MILAN (Reuters) – Intesa Sanpaolo said on Friday it had hired JP Morgan, Morgan Stanley, UBS and local broker Equita SIM to complete a team of advisers led by Mediobanca supporting Italy’s biggest retail bank in its takeover offer of rival UBI Banca.
Intesa <ISP.MI> this month unveiled a surprise 4.9 billion euro ($5.3 billion) bid for smaller peer UBI Banca <UBI.MI>, offering 1.7 new Intesa shares for each UBI share tendered to create the euro zone’s seventh-largest banking group with a focus on asset management and insurance.
Intesa worked on the offer, the biggest European banking deal since the global financial crisis, with Milanese merchant bank Mediobanca, which remains its sole M&A and lead financial adviser.
Intesa beefed up its team of advisers after a cool reception for its offer from UBI’s board and the outright rejection by two groups of local shareholders holding roughly a combined 20% of the bank’s capital.
A third group of Italian shareholders has yet to take a stance on the offer.

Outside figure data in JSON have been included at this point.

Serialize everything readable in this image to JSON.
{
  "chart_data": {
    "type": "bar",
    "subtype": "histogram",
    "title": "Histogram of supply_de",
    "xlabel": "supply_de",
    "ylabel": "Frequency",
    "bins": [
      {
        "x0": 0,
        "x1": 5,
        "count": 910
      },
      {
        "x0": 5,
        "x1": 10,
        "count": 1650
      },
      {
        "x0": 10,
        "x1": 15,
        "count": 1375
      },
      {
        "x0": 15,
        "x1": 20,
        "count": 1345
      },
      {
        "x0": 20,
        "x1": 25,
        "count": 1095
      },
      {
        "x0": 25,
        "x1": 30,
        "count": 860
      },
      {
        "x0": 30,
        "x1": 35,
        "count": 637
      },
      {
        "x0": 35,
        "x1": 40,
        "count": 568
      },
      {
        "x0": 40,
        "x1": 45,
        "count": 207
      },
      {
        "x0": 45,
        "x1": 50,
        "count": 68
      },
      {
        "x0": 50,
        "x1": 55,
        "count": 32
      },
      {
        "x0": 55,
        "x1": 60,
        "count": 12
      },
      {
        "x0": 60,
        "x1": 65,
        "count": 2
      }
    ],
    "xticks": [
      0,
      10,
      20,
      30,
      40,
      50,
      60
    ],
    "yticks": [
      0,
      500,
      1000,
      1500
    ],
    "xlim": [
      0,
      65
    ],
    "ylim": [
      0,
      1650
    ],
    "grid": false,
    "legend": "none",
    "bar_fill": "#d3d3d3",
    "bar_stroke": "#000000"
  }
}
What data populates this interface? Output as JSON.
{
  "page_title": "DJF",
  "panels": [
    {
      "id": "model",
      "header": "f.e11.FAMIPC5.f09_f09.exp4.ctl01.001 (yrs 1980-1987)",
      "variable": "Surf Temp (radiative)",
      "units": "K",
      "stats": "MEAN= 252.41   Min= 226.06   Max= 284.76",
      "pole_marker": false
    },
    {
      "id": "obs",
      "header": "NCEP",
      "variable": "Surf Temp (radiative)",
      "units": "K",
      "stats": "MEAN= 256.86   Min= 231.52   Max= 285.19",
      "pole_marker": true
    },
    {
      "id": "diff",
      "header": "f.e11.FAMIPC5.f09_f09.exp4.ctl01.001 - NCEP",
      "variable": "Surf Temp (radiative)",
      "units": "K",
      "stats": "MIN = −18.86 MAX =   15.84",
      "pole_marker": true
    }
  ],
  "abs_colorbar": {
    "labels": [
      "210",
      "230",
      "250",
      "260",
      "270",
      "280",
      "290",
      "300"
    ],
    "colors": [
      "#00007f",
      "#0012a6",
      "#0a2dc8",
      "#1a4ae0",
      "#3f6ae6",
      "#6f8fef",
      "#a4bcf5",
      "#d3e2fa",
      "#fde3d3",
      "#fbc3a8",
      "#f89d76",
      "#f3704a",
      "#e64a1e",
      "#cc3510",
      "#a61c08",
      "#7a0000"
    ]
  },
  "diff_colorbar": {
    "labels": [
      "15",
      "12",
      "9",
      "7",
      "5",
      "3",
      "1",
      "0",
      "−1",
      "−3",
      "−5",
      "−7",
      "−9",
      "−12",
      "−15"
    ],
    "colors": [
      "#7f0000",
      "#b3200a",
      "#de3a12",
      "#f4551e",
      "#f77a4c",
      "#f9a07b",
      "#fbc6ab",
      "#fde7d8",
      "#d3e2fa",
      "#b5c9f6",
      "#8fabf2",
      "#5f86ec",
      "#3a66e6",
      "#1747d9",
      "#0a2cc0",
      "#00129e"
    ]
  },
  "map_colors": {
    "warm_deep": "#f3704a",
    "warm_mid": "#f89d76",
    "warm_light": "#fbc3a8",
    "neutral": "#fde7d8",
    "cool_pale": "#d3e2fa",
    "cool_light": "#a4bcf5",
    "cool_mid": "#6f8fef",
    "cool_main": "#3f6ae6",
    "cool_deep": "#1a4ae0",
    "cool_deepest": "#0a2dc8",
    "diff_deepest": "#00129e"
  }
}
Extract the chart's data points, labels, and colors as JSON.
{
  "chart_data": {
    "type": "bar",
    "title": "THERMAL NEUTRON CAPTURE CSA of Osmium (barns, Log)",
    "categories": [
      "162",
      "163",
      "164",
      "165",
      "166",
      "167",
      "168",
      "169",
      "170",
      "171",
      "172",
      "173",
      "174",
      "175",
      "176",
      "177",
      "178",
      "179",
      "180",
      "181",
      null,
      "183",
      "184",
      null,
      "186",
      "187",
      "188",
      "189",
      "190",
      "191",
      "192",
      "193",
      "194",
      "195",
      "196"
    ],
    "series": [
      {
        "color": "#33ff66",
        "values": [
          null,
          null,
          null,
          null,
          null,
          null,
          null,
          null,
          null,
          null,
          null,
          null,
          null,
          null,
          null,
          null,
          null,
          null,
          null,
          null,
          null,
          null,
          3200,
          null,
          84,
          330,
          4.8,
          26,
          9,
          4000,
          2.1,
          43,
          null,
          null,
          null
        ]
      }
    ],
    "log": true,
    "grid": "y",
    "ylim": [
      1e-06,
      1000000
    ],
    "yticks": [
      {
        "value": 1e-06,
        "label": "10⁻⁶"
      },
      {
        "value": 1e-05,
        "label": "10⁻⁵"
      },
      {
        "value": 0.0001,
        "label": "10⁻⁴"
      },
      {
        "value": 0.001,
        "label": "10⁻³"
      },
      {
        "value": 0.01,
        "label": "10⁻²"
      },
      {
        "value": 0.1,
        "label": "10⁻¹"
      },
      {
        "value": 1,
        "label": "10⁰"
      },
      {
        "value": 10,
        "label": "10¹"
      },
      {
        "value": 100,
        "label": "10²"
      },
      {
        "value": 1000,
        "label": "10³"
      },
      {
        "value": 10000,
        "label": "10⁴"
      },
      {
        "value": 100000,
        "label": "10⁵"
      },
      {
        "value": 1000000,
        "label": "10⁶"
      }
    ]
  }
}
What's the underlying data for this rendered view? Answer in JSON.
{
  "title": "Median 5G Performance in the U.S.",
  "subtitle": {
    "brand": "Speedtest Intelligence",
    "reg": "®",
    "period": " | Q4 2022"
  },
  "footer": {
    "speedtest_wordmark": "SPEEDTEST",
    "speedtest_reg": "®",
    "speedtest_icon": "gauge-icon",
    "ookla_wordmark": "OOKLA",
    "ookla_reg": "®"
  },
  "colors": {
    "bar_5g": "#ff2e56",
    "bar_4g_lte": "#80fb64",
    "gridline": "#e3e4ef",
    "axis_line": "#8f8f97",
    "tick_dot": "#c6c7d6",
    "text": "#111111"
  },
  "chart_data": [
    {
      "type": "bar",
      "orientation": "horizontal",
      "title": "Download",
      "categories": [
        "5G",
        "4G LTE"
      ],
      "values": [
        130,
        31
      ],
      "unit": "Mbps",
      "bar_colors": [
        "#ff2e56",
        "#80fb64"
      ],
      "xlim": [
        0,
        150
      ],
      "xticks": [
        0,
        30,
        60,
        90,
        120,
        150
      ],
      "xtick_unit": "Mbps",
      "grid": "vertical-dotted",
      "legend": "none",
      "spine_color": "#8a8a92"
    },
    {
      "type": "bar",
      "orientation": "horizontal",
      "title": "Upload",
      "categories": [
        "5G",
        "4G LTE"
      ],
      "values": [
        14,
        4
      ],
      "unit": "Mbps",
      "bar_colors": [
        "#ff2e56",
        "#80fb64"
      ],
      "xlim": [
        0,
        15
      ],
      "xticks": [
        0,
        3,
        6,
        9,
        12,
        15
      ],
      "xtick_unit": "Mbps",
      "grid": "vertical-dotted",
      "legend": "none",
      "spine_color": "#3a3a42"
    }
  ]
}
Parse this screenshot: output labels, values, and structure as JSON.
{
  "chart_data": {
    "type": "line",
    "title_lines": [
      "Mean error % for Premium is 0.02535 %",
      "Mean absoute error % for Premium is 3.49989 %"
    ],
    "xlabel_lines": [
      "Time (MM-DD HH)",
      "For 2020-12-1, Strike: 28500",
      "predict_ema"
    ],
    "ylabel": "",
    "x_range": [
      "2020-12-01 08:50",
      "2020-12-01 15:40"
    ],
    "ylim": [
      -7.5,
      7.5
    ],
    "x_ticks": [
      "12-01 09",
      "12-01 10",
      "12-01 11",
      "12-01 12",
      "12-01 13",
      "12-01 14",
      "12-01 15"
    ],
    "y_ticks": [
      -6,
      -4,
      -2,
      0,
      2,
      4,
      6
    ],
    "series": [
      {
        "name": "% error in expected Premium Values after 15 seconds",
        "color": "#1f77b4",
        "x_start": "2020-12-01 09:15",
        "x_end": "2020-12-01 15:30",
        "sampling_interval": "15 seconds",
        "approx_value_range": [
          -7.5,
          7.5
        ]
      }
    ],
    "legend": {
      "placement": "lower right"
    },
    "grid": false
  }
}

A further rejection may complicate matters for Intesa, which has set a take-up threshold of two-thirds of UBI’s capital for its offer to be successful – though it reserves the right to lower it to 50% plus one share.
UBI, which is working with Credit Suisse on possible defense strategies, is awaiting the publication of the offer prospectus, due to be filed with Italy’s market regulator by the end of next week, to have more detailed information.
A person familiar with the matter said UBI was set to enlist Goldman Sachs alongside Credit Suisse as it seeks to fend Intesa off. Goldman declined to comment.
UBI is also working with top Milanese legal firm BonelliErede, while Intesa’s legal adviser is Pedersoli.
Intesa’s midnight blitz on UBI came only hours after Italy’s fifth-largest bank had presented its own business plan to 2022 to the market.
As the strongest among Italian mid-sized banks, UBI has been tipped to play a prominent role in a long-awaited new round of mergers among second-tier lenders in the country.
Sources have said the bank wants to retain an active role rather than becoming prey and is assessing potential alternative deals for which it would first need to seek shareholder approval.